O prêmio individual de melhor do mundo que parecia certo, sob o ponto de vista técnico, foi parar nas mãos de outro, jogando a sombra da intolerância no colo de jurados e organizadores da distinção. Na cerimônia, ainda houve azeitona na empada da controvérsia: os donos do evento escolheram o liberiano George Weah, único africano a conquistar o prêmio (1995), para entregar a bola dourada. No momento em que o ex-craque do Milan, negro, abriu o envelope no palco do Théâtre du Châtelet, em Paris, ouviram-se gritos de “Vini” da plateia. Constrangimento que dava para cortar com faca.

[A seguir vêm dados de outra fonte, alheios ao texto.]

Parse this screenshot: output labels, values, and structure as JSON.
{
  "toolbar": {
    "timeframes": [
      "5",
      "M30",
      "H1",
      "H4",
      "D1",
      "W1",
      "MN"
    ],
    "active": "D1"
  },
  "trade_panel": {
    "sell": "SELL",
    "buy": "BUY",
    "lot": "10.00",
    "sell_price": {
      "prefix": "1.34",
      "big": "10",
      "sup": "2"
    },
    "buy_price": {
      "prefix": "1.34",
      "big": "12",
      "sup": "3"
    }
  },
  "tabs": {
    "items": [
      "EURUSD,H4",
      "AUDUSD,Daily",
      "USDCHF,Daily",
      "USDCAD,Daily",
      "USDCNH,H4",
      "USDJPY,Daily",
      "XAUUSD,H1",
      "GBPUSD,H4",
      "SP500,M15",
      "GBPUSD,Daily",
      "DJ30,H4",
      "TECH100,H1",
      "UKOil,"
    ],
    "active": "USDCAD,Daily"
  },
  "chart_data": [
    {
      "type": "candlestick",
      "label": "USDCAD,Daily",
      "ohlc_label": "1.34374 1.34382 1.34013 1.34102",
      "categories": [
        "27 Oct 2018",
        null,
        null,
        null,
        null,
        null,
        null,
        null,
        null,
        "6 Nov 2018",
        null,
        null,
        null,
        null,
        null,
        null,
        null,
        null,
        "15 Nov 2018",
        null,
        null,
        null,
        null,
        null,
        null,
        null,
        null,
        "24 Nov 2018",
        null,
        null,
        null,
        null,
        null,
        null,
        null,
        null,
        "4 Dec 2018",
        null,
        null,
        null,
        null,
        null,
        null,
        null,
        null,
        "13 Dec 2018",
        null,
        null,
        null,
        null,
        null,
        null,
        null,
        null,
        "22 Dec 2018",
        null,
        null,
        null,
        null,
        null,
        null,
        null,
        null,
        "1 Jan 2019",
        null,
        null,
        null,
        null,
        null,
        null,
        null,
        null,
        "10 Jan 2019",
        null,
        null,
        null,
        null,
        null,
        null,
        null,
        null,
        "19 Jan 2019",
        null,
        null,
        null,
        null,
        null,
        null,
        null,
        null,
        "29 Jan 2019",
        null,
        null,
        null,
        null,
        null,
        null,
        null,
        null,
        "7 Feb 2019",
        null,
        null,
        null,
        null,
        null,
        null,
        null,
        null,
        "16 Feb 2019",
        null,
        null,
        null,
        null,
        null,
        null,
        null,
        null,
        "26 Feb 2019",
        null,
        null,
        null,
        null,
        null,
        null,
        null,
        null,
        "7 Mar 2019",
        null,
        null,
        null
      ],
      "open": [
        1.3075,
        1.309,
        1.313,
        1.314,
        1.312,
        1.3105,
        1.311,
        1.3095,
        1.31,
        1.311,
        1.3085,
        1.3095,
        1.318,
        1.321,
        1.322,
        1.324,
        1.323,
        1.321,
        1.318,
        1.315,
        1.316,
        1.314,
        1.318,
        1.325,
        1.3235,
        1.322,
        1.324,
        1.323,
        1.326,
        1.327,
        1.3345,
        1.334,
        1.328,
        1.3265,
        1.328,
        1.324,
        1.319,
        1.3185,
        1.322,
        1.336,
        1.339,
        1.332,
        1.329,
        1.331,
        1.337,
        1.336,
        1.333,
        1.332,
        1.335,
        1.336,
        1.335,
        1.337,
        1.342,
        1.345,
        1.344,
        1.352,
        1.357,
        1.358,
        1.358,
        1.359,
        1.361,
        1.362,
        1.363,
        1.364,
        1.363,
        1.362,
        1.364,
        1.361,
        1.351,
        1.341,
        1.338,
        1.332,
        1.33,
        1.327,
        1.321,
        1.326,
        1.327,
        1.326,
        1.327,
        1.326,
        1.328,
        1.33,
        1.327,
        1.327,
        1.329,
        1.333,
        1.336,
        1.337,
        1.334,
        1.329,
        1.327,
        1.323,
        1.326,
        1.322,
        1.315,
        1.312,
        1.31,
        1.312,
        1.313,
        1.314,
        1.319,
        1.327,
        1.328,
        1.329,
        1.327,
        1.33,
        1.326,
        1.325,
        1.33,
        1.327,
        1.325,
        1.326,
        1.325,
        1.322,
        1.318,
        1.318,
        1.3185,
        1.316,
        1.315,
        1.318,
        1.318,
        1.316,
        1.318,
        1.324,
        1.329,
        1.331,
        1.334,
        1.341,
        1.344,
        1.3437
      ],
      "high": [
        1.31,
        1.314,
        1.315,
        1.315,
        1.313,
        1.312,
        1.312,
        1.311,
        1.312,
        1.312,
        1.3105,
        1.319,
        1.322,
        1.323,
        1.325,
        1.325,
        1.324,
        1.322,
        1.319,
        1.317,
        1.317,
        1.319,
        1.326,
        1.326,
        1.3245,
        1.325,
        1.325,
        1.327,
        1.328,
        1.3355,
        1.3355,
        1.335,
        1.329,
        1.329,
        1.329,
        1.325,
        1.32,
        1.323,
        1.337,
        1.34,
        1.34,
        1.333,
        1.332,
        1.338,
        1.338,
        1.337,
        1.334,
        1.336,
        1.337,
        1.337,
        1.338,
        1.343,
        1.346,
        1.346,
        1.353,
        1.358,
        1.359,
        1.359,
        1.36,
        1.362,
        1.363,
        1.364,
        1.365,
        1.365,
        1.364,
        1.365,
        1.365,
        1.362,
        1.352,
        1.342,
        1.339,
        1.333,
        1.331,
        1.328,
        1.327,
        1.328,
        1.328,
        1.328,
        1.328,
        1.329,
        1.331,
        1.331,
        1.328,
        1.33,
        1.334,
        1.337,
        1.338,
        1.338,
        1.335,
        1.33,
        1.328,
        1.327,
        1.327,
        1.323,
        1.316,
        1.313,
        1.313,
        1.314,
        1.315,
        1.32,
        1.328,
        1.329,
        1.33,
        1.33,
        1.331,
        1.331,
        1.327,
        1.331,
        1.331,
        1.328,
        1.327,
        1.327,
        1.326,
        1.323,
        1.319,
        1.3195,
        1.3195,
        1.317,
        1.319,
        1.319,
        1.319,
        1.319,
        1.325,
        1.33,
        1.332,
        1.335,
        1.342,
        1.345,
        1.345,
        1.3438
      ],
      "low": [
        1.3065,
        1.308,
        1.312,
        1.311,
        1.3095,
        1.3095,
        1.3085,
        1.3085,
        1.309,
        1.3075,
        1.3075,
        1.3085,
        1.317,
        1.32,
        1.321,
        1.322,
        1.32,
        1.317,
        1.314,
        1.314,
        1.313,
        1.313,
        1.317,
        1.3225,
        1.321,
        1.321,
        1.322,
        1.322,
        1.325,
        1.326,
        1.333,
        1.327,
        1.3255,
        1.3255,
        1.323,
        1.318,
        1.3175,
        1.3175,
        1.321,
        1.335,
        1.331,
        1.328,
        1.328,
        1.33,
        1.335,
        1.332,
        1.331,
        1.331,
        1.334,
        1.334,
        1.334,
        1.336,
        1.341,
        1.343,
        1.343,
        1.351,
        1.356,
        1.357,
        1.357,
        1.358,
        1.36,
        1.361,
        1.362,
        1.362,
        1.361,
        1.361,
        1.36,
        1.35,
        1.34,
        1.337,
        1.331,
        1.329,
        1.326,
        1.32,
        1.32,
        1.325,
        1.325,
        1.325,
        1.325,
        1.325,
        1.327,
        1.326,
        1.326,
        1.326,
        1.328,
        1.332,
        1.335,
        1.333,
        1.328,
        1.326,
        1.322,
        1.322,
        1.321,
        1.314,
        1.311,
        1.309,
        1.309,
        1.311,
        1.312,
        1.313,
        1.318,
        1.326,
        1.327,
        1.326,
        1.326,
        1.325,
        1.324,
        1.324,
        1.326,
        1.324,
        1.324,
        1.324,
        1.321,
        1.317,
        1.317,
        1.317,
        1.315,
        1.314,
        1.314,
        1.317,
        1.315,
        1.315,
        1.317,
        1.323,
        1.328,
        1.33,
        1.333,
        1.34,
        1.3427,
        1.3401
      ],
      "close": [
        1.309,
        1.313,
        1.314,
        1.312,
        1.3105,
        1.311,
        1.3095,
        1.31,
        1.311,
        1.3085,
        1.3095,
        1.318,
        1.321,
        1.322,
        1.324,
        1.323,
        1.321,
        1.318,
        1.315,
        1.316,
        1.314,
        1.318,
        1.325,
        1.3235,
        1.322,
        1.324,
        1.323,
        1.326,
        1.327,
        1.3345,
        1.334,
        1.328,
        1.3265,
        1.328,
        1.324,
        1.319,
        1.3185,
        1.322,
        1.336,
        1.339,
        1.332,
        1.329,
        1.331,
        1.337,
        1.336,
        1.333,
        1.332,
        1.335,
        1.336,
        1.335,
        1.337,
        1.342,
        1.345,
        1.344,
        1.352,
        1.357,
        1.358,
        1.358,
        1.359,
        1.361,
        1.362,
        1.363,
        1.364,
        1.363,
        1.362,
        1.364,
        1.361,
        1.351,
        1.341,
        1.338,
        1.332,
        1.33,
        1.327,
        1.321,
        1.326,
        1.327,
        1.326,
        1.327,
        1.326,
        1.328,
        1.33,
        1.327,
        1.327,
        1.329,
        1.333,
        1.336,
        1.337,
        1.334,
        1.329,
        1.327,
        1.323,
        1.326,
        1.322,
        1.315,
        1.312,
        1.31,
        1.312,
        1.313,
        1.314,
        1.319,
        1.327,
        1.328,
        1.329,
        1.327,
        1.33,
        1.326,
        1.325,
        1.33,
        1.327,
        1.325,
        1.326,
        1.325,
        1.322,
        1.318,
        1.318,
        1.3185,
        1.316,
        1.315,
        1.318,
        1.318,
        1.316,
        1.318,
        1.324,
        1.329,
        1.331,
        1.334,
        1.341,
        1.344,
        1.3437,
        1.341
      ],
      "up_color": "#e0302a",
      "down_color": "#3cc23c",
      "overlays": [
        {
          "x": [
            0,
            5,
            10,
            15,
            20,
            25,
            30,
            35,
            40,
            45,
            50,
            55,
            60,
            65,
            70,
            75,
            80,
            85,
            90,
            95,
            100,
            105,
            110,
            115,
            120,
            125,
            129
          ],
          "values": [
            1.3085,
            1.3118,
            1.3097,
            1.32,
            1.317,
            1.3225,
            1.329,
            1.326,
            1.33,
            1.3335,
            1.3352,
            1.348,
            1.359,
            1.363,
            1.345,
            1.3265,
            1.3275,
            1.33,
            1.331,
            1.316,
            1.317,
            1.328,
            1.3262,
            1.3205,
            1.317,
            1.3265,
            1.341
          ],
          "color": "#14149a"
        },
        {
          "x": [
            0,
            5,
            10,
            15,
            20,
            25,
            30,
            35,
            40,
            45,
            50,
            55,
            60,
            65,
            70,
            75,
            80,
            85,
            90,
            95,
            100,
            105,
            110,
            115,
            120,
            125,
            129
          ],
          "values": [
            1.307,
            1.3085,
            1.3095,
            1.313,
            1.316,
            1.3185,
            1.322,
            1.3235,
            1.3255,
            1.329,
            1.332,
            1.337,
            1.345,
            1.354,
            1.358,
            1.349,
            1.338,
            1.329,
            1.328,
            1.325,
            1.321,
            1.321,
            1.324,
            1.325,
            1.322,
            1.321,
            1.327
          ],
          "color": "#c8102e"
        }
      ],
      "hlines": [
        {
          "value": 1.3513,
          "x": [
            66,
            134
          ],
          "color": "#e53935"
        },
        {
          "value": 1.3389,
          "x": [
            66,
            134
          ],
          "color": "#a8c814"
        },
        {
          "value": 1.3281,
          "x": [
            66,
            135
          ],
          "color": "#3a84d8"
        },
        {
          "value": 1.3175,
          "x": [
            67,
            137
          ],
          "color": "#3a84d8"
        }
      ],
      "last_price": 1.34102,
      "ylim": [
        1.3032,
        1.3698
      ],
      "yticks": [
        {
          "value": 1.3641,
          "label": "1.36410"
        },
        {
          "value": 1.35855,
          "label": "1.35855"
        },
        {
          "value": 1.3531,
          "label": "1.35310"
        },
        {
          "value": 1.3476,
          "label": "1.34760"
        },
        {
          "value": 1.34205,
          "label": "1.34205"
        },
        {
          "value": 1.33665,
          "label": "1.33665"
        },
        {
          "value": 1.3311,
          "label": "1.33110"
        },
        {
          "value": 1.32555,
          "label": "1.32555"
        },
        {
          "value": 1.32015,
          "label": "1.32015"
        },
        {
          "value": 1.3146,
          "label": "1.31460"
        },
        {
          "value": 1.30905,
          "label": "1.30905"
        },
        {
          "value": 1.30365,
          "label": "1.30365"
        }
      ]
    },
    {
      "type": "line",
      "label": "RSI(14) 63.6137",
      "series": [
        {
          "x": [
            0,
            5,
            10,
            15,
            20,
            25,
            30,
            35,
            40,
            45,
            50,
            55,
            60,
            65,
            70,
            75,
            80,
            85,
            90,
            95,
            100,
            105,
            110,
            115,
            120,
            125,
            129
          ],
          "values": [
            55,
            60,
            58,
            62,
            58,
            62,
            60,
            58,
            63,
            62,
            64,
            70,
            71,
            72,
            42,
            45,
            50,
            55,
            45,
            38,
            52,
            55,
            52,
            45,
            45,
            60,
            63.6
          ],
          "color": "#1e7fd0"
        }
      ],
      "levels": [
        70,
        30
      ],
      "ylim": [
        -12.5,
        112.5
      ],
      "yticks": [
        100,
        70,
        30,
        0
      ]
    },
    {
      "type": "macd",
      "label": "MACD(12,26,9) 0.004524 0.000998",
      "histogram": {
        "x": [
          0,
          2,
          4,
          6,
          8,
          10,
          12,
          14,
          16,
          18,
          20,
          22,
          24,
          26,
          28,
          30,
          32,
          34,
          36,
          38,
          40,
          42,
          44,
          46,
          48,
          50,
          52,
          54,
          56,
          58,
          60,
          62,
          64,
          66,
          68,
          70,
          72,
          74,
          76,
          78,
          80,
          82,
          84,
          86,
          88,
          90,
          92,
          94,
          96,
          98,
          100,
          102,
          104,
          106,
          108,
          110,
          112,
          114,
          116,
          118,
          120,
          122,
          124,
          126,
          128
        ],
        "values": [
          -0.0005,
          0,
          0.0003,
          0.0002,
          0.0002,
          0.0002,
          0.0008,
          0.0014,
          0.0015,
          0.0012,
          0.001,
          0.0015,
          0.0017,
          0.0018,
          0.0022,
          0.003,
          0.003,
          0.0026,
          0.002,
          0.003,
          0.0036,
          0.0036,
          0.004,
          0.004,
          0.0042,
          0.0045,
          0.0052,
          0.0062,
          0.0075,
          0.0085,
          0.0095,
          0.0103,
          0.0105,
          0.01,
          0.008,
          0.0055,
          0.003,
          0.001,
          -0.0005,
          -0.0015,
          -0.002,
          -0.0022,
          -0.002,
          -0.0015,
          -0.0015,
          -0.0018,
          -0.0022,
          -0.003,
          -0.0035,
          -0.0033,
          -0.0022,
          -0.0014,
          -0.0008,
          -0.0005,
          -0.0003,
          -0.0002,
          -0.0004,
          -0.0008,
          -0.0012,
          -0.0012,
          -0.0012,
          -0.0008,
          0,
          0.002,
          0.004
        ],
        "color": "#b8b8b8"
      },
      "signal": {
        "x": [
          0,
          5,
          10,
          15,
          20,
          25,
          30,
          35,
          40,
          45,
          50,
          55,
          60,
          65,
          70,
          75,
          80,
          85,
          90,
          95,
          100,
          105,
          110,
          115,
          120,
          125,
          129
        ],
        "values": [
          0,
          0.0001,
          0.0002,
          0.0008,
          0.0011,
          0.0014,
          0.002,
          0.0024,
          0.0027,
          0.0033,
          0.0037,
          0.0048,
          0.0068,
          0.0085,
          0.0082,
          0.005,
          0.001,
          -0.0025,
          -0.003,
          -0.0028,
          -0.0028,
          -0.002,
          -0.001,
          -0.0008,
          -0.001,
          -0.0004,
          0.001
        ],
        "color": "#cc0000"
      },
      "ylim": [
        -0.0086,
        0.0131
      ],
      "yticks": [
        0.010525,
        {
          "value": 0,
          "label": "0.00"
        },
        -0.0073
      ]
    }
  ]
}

O brasileiro não viu; obedeceu as ordens de Florentino Perez, presidente do Real Madrid, que não comparecer à festa, em protesto. O clube foi eleito o melhor do ano, mas ninguém apareceu para receber o troféu. “É óbvio que a Bola de Ouro-Uefa não respeita o Real Madrid. E o Real Madrid não vai aonde não é respeitado”, encerrou a diretoria, em comunicado que cita a entidade responsável pelo futebol no continente, parceira do prêmio.

Vinicius criticou a escolha em seu perfil no Twitter, em texto curto e confuso. Seria melhor se fizesse como os craques da NBA, onde o vencido abraça o vencedor, cena de espírito esportivo que virou tradição. Mas difícil (especialmente para colunistas brancos) medir as consequências de pressão tão brutal nos sentimentos e convicções do atacante. Em manifestação lacônica nas redes sociais, antecipou que seguirá na sua cruzada.

A queda de braço entre o jogador e o conservadorismo boleiro ainda terá muitas rodadas. O brasileiro dá todos os sinais de que permanecerá na trincheira do antirracismo. Vêm mais golaços por aí.